Ma wasnt home, but the TV was on with live coverage of the riots at Southie High. Every channel I turned to showed the same thing. I kept flipping the dial looking for my family and catching glimpses of what seemed to be all the people I knew hurling stones or being beaten by the police or both. This is big, I thought.
I kept changing the channels looking for my family, and I didnt know anymore whether I was scared or thrilled, or if there was any difference between the two anyhow. I was only eight, but I was part of it all, part of something bigger than I had ever imagined, part of something that was on the national news every night.
I lost three [siblings] violently in this period. One brother got involved in a bank job and was shot in the crossfire, then was murdered by his own partners in crime. My brother Kevin, eight months later, was found hanging outside a prison cellhe was in Bridgewater at the time. It looked like suicide but a lot of people say he was murdered for what he knew about organized crime in South Boston. My sister Kathy was pushed off a roof in a fight over drugs and ended up in a coma for five months. Pretty much all of their friends throughout this period died. They were either murdered or they had overdosed or hung themselves.
Ma worked hard just to keep herself busy after the kids were buried. She said she had no time to sit around feeling sorry for herself. She said they were in a better place, better off than the rest of us. But the hearses kept rolling down Dorchester Street where we had watched the St. Pattys Day parade and the antibusing motorcades. And every time it was another Southie mothers turn to see her child off, it brought Ma right back to reality.
The value of education in South Boston has gone way, way down since busing first began. Initially, parents were in fear of their childrens lives because of real [violent] incidentstoo many riots, it seemed, to even bother sending your kids to school anymore. A lot of people dropped out, and their parents went along with it.
I ended up leaving the neighborhood and working mostly in communities of color in Roxbury, Dorchester, and Mattapan. In 1990, I started working with survivor families throughout the city. I worked on antigun programs and with a multiracial coalition of mothers from across the city to help reduce gun violence, mothers who in neighborhoods similar to ours stood up to organized crime and the drug trade. Their own kids were murdered under a code of silence, as its called.
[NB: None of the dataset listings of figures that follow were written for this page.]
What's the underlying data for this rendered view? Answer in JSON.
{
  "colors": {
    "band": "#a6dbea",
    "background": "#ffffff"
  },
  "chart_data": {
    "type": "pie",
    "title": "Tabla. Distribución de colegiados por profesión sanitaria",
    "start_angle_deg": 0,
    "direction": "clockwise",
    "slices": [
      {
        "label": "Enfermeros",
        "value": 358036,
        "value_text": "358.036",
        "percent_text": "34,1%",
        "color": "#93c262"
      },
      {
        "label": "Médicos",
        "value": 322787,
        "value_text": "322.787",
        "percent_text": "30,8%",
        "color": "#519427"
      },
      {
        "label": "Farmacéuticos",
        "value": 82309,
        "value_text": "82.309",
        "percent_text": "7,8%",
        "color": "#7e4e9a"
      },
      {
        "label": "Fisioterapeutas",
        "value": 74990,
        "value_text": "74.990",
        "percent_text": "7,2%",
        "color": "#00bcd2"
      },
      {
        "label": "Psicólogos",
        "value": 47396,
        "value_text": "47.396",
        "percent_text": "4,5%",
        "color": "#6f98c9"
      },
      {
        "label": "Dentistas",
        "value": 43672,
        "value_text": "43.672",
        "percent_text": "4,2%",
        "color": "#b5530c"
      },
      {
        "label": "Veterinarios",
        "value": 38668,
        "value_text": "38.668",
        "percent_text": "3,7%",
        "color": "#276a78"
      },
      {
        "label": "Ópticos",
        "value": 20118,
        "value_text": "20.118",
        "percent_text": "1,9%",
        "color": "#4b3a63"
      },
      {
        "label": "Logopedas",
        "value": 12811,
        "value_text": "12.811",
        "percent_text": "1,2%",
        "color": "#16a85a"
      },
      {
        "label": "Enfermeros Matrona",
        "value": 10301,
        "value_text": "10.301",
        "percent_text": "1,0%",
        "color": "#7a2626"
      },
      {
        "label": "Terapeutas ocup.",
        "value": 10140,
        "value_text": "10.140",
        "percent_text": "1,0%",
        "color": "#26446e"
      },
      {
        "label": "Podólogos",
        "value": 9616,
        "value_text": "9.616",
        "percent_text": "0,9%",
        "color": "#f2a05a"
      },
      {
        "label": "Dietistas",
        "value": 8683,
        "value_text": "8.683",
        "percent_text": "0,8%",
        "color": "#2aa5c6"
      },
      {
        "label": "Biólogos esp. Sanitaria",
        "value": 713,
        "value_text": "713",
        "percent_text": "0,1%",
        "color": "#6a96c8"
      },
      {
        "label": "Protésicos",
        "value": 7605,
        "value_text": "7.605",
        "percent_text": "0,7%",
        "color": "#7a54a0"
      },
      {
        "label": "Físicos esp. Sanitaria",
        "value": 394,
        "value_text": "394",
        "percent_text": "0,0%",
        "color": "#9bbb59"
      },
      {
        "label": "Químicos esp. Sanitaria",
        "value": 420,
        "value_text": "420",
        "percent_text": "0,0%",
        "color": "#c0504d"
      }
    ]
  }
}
We started a vigil in South Boston. I was watching in the dark as hundreds filed into the Gate of Heaven Church. They stood in line in defiance of the strong winds and pouring rain and walked past the bagpipers playing “Amazing Grace.” There were teenage friends of kids who had committed suicide; mothers whose kids had been murdered, some as long as 15 years ago; older men and women with canes pulling their way up the slippery railing one step at a time. A few black and Latino women got out of taxis they had taken through the storm, braving the town they had always been warned not to enter and being embraced.
I found myself staring out at a sea of faces, looking for my brothers among the living and the dead. I was looking for the truth about their lives and about their deaths. Like me, everyone at that nights vigil will forever be looking for the truth in Southie, where nothing is as it seems.